Het Hof stelt de kosten die belanghebbende in verband met de behandeling van het incidentele hoger beroep heeft moeten maken overeenkomstig het Besluit proceskosten bestuursrecht vast op € 944 (2 punten (schriftelijke zienswijze na incidenteel hoger beroep en zitting) x € 472 x wegingsfactor 1).

6.Beslissing

Het Hof:
– vernietigt de uitspraak van de Rechtbank voor zover deze ziet op de naheffingsaanslag 2004 en de daarbij vastgestelde beschikkingen,
– verklaart het tegen de uitspraak van de Inspecteur ingestelde beroep ongegrond voor zover het ziet op de naheffingsaanslag 2004 en de daarbij vastgestelde heffingsrentebeschikking,
– verklaart het tegen de uitspraak van de Inspecteur ingestelde beroep gegrond voor zover het ziet op de vergrijpboete voor het jaar 2004,
– vermindert de vergrijpboete voor het jaar 2004 tot € 1.266,
– bevestigt de uitspraak van de Rechtbank voor het overige en
– veroordeelt de Inspecteur in de proceskosten van belanghebbende tot een bedrag van € 944.

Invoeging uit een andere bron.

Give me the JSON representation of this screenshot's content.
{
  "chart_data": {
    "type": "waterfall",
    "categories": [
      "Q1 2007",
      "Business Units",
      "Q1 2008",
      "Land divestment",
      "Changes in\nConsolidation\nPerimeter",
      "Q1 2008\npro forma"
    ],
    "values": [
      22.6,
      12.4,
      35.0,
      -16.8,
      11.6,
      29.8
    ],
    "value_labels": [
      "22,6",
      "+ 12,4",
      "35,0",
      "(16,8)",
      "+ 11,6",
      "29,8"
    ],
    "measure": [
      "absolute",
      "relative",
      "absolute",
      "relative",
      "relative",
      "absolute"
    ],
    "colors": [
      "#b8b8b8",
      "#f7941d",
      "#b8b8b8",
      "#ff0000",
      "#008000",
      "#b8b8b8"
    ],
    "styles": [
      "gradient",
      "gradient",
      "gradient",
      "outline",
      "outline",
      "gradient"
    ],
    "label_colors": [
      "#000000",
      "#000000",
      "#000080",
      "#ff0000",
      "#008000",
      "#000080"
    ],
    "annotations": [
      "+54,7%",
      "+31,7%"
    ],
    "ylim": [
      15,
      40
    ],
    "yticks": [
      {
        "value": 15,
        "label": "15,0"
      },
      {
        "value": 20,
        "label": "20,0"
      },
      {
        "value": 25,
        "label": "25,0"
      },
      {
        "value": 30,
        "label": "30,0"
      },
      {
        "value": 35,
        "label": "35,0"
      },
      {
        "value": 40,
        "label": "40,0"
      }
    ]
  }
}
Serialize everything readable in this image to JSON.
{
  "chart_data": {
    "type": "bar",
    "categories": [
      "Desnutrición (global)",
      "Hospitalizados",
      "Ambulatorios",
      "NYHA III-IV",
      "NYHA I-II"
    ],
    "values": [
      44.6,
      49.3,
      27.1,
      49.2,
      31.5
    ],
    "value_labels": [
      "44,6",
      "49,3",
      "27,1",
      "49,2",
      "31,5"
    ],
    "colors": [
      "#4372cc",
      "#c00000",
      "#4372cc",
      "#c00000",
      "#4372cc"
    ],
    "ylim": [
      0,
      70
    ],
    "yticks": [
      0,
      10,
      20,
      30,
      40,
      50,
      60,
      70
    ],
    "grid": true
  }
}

Deze uitspraak is gedaan door mr. R.F.C. Spek, voorzitter, mr. A.J. Kromhout en mr. A.J.H. van Suilen, in tegenwoordigheid van mr. A. Vellema als griffier.
De beslissing is op 3 december 2013 in het openbaar uitgesproken.
De griffier, De voorzitter,
(A. Vellema)
(R.F.C. Spek)
Afschriften zijn aangetekend per post verzonden op : 3 december 2013
Tegen deze uitspraak kunnen beide partijen binnen zes weken na de verzenddatum beroep in cassatie instellen bij
de Hoge Raad der Nederlanden (belastingkamer),
Postbus 20303,
2500 EH Den Haag.
Daarbij moet het volgende in acht worden genomen:
1. bij het beroepschrift wordt een afschrift van deze uitspraak overgelegd;
2 - het beroepschrift moet ondertekend zijn en ten minste het volgende vermelden:
a. de naam en het adres van de indiener;
b. de dagtekening;
c. een omschrijving van de uitspraak waartegen het beroep in cassatie is gericht;
d. de gronden van het beroep in cassatie.
Voor het instellen van beroep in cassatie is griffierecht verschuldigd. Na het instellen van beroep in cassatie ontvangt de indiener een nota griffierecht van de griffier van de Hoge Raad. In het cassatieberoepschrift kan de Hoge Raad verzocht worden om de wederpartij te veroordelen in de proceskosten.